Sie freute sich sich ungemein in diesem Jahr zum ersten Mal wieder selbst die Salzkristalle ernten zu können. Nach der Geburt ihrer Tochter wollte ihr Mann sie nicht mehr in die Salinen gehen lassen. Dabei lebt sie so offensichtlich von und für den Prozess der Ernte „ihres Salzes“ und scheint ihre Energie aus diesem Erleben einer kurzen aber sehr arbeitsreichen Zeit im Jahr zu ziehen. Sie hat Ideen und die werden sie auch irgendwann von der Insel und dem Salz wegbringen. Diese Frau ist vermutlich auf dem Zenit ihres beruflichen Erfolges und so ungewöhnlich entspannt dabei, weil sie weiter gehen will.

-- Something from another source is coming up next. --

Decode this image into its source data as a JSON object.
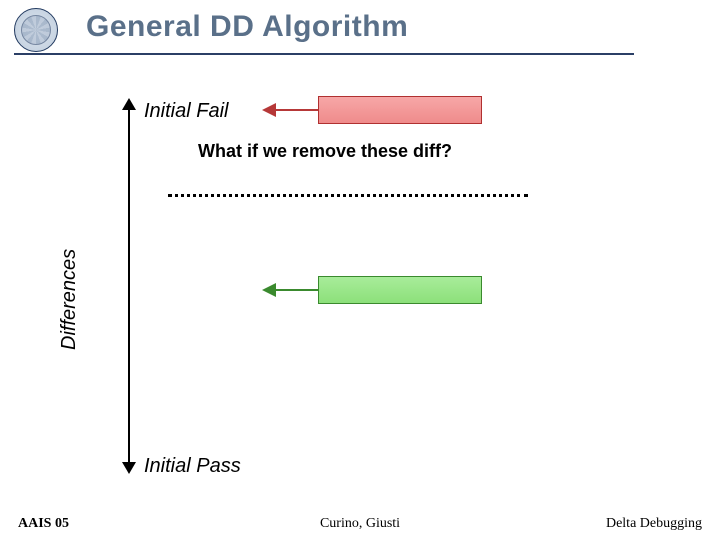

Irgendwann mussten wir los, ihre kleine Tochter von der Schule abholen – es war Faschingsumzugszeit. Wir liefen durch Sóller und trennten uns, leider. Ich blieb zurück mit einem Sack voller wundervollem Salz, dass aufwändig in mehreren Vorgängen getrocknet wurde und mit einem Rechen in der Abendsonne vorsichtig vom Sel gris getrennt geerntet wird.



Das Fleur de Sal d’es Trenc selbst entsteht nur in der heißen Sommerperiode im Juni und Juli, im August ist es Katja schon zu unrein, an windstillen Tagen. Dann trocknen die Salzblumen auf dem Wasser, bilden eine hauchdünne Schicht, die vorsichtig am Abend in der untergehenden Sonne abgehoben wird. Später ins Lager transportiert, getrocknet und vorsichtig mit den Gewürzen versetzt verpackt wird. Eine ganze Jahresproduktion in knapp zwei Monaten. Wenn Katja von der Schwere aber auch der Schönheit dieser Arbeit in besonderer Atmosphäre spricht, möchte man direkt zur Erntezeit einen Flug buchen und mithelfen.

Sie hat Arbeitsplätze geschaffen mit ihrer Idee auf dieser Insel als Fremde.

Sie ist dabei unglaublich bodenständig, und hat Ideen. Viele, Stillstand kann diese Frau nicht. Sie gibt ein Teil des Geldes, das sie verdient, wohlüberlegt in Projekte der Dritten Welt, Frauen dort dabei unterstützen, sich eine eigene Existenz dort aufzubauen. Es drängt sie aber nach ihrer Salzperiode in diese Richtung dort mehr zu tun. Sie lebt nach der schmerzlichen privaten und beruflichen Trennung von ihrem Ehemann mit ihrer kleinen Tochter in dem neuen Haus, plant zum damaligen Zeitpunkt ein Kochbuch mit Tim Mälzer, das diesen Sommer erscheinen sollte. Und sie verspricht dem jungen Nachbarshund im vorbeigehen fest in die Pfote, ihn am Wochenende mit auf die Wanderung in die Berge zu nehmen.



Katjas Flor de Sal d’es Trenc ist mittlerweile ein internationaler Erfolg. Sie passt genau auf, wo ihr Salz verkauft wird. Supermarktketten erhalten ihr Salz nicht. „Die killen das Geschäft der kleinen Delikatessenläden. Das aber sind die Läden, die mich am Anfang in meiner schwersten Zeit unterstützt haben und an mich geglaubt haben und mein Salz als erste verkauft haben.“ So einfach kann das sein. Bewusstsein für die Umwelt und die Anderen und damit auch der Verzicht auf das ganz große Geld um jeden Preis – auch das ist authentisches Marketing. Selten ist das geworden in unserer heutigen Zeit. Katja Wöhr ist erfolgreich damit geworden. Sehr erfolgreich.

Ich selbst liebe alle ihre Salzsorten, sie sind ein Genuß und sie verfeinern jedes noch so einfache Essen zu einem Gericht wie aus dem Märchen.



Es lässt sich übrigens zu Weihnachten verschenken, denn es ist zudem wirklich ansprechend verpackt – aber vergesst nicht: im Supermarkt bekommt Ihr es nicht. Nur in den kleinen besonderen Läden, diesen authentischen Läden. Dort gibt es auch den klug gekelterten Wein, der am Meer besonders gut schmeckt mit dem Salz auf den Lippen.



Das Salz ist also zurück. Mit uns am Meer.